We are very happy that Professor Sophia Ananiadou will give an invited talk at the eleventh BioASQ workshop.
Title: Biomedical Text Summarisation: methods, challenges, and future directions
Speaker: Sophia Ananiadou, The University of Manchester.
Abstract: Biomedical text summarisation (BTS) methods are used to generate concise summaries that distill key information from either single or multiple biomedical documents. The development of pre-trained language models and recently large language models have changed the BTS research landscape, through the emergence of numerous novel summarisation methods, datasets and evaluation metrics. We will examine the challenges encountered in biomedical text summarization, delve into our approaches, in particular the incorporation of domain specific knowledge into models, evaluation efforts (readability and factuality) and discuss future directions of BTS in the era of large language models.

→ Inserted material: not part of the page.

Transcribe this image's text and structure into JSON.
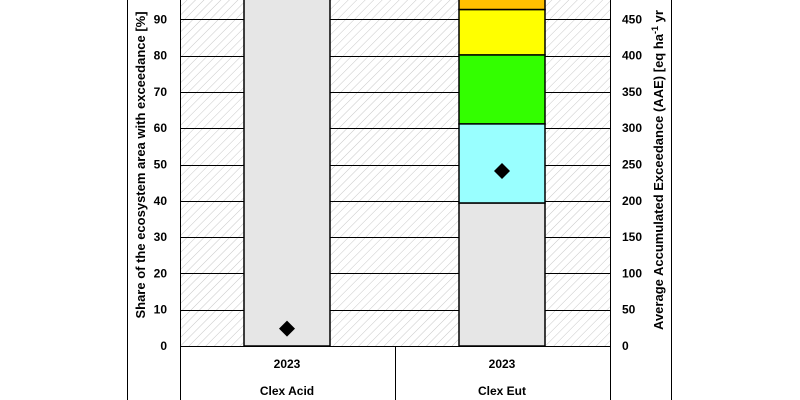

Biosketch: Sophia Ananiadou is Professor in Computer Science at The University of Manchester. Her main areas of research are Natural Language Processing and Biomedical Text Mining. She is the Director of the UK National Centre for Text Mining, Deputy Director of the Institute of Data Science and AI (Manchester), Turing Fellow, ELLIS member, and Distinguished research fellow at the AI research centre (AIST Japan). Following a Bachelors in Linguistics, University of Athens, she obtained 2 Masters from Paris Universities (Linguistics, Jussieu; Literature, Sorbonne, and a PhD in Natural Language Processing, University of Manchester Institute of Science and Technology. Her research interests evolved on how AI systems could acquire and exploit knowledge of language, particularly in specialised domains. She became involved in interdisciplinary research and played a leading role in bridging text mining to systems biology, bioinformatics, public health but also humanities and law. She deepened her research into automatic term recognition, the design and construction of large-scale linguistic resources (annotated text corpora, computational lexicons), information extraction, semantic search, emotion detection, text summarisation and simplification. Since 2002, she is co-instigator of a Special Interest Group within ACL (SIGBioMed) dedicated to language processing in the biological, biomedical, and clinical domain bringing together researchers in NLP, bioinformatics, and medical informatics.